I have an Android Mobile App that is really just a calendar & you can click a certain date & a secret code pops up. The user uses that code to enter a competition – they follow the link to the competition HTML page(python script really) & enter their details to enter the competition. There are 100 minor prizes & 3 major prizes. A code can either be a non-winning code or it can win the user a prize(either the minor or major).
So they will be redirected to: http://mycompetition.com/comp.py?code=ABCDEF
Then they enter their age, code & image captcha(avoiding spammers) & click enter competition.

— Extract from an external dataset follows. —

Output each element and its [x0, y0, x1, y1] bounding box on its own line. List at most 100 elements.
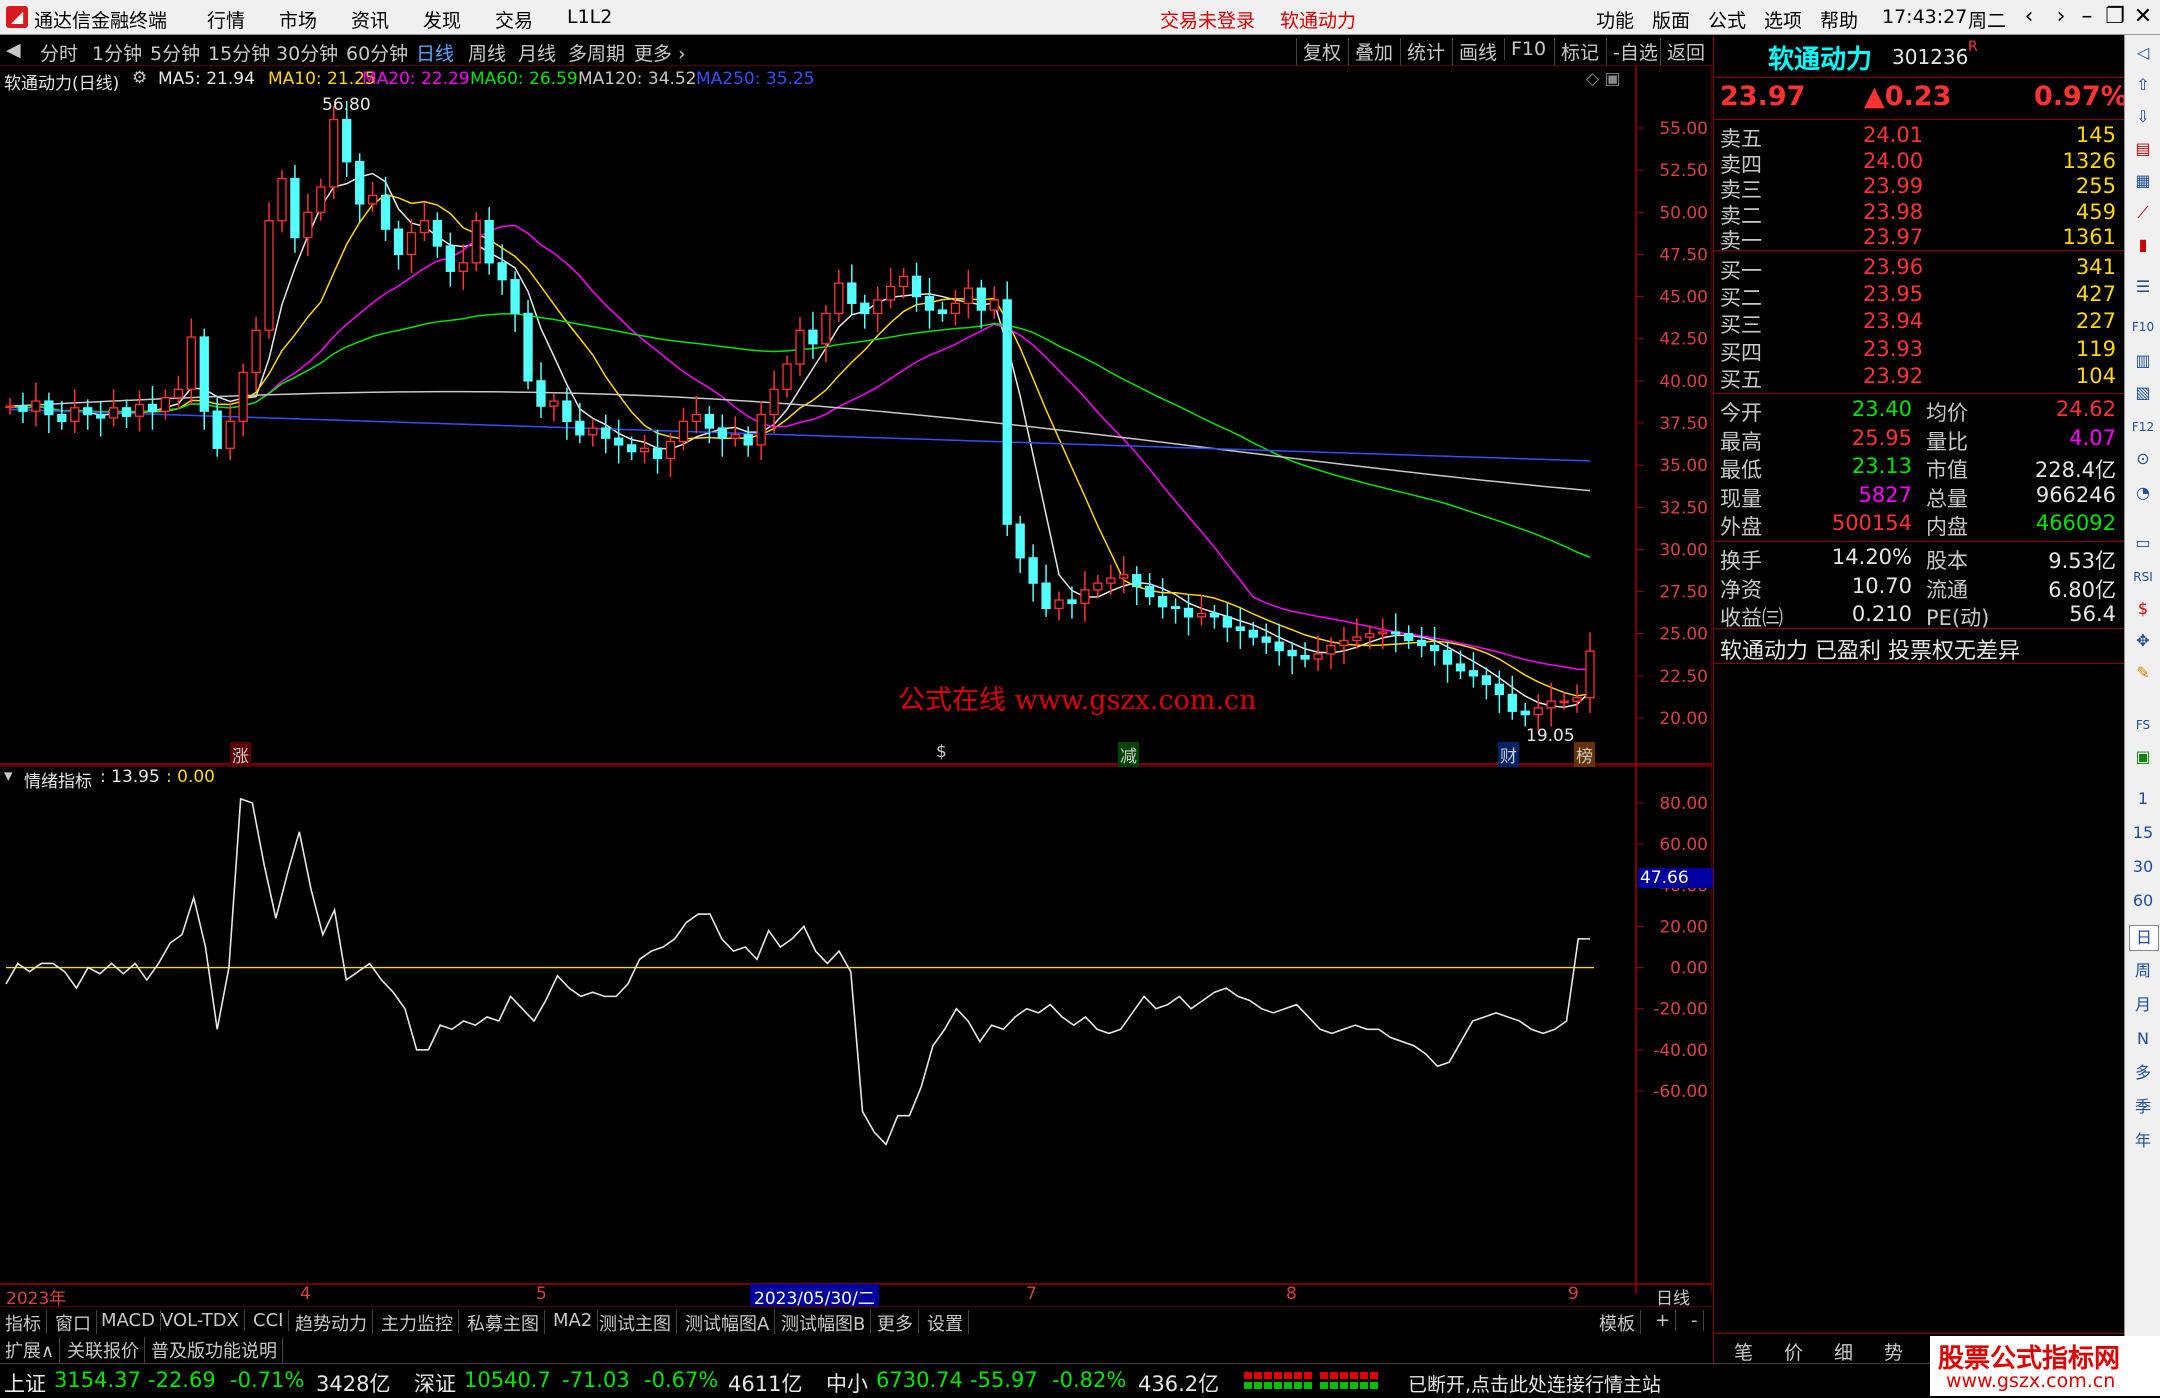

My Problem: I am having difficulty coming up with an algorithm to ensure that people just don’t type in the above URL & put a random code value for the CGI ‘code’ value & accidentally win a prize if they guess a correct code(or they use a bot to keep trying).
Can you come up with any ideas to avoid someone who has not purchased the app just going to the url above & typing in a random code & accidently winning the prize?
My algorithms/ideas:
– Have the code 12 characters long which makes the probability of guessing the code very slim but still possible. I am bad with maths & probability so if I use 26 char & 10 digits as potential chars in the code does that mean the probability of guesing correct 1 out of (36 chars * 12 pass length * 103 prizes)? Does that probability leave only supercomputers(not that I believe anyones going to devote a super computer to my comp :P) able to guess the code?
– Dont associate a prize with a code. Instead just have the android app randomly generate some code that means nothing & when they enter the competition I just give them a random 1/10000 (I dont expect anywhere near 10000 entries into the comp) of winning a prize. To enter the competition you have to enter your age & the code & then enter a captcha to avoid spammers.
– Is there any easier algorithm you know of that avoids users who haven’t purchased the app getting a prize?
EDIT:
– What about whenever the App is downloaded I look at their phones(wireless part) MAC address. On 1st run of the app I upload that MAC address to my server that contains a list of MAC addresses of users of my app. When/If they discover the secret code, they clikc enter competition & are redirected to http://mycompetition.com/comp.py?code=RANDOMMEANINGLESSGENERATEDCODE&uniqueID=USERSMACADDRESS. In my script I check that the uniqueID is in my list of users who downloaded my app, if it isn’t I dont proceed, if it is they have 1/10000 chance of winning a prize. Can you see any flaws in this algorithm?
Use an HMAC to generate the code based on a secret you share between the Android app and the site. As the text for the HMAC, you can use a random value, which you include in the resulting code, or something unique to the user, such as their email address (meaning that each user can only have one valid code). If the length of the code is important, you can truncate the hash produced by the HMAC, but bear in mind that the shorter you truncate it, the more practical a brute-force attack is.
As long as your users cannot discover the shared secret, this will be secure insofar as an attacker would have to guess at random, or attempt to determine the secret by brute force. Since the code runs on user-owned devices, though, there’s no way to prevent them from extracting the code from your app. A user with a rooted phone and a disassembler could do this relatively easily. To combat that, you could obfuscate the code, and release new versions of the app, updating the secret key there and on the site, whenever you suspect it’s been compromised.
Ultimately, because the device is in the user’s control, there’s no way to totally prevent users from generating their own codes, but using an approach such as the one above, you can make it much more difficult for them, and easier for you to recover from it.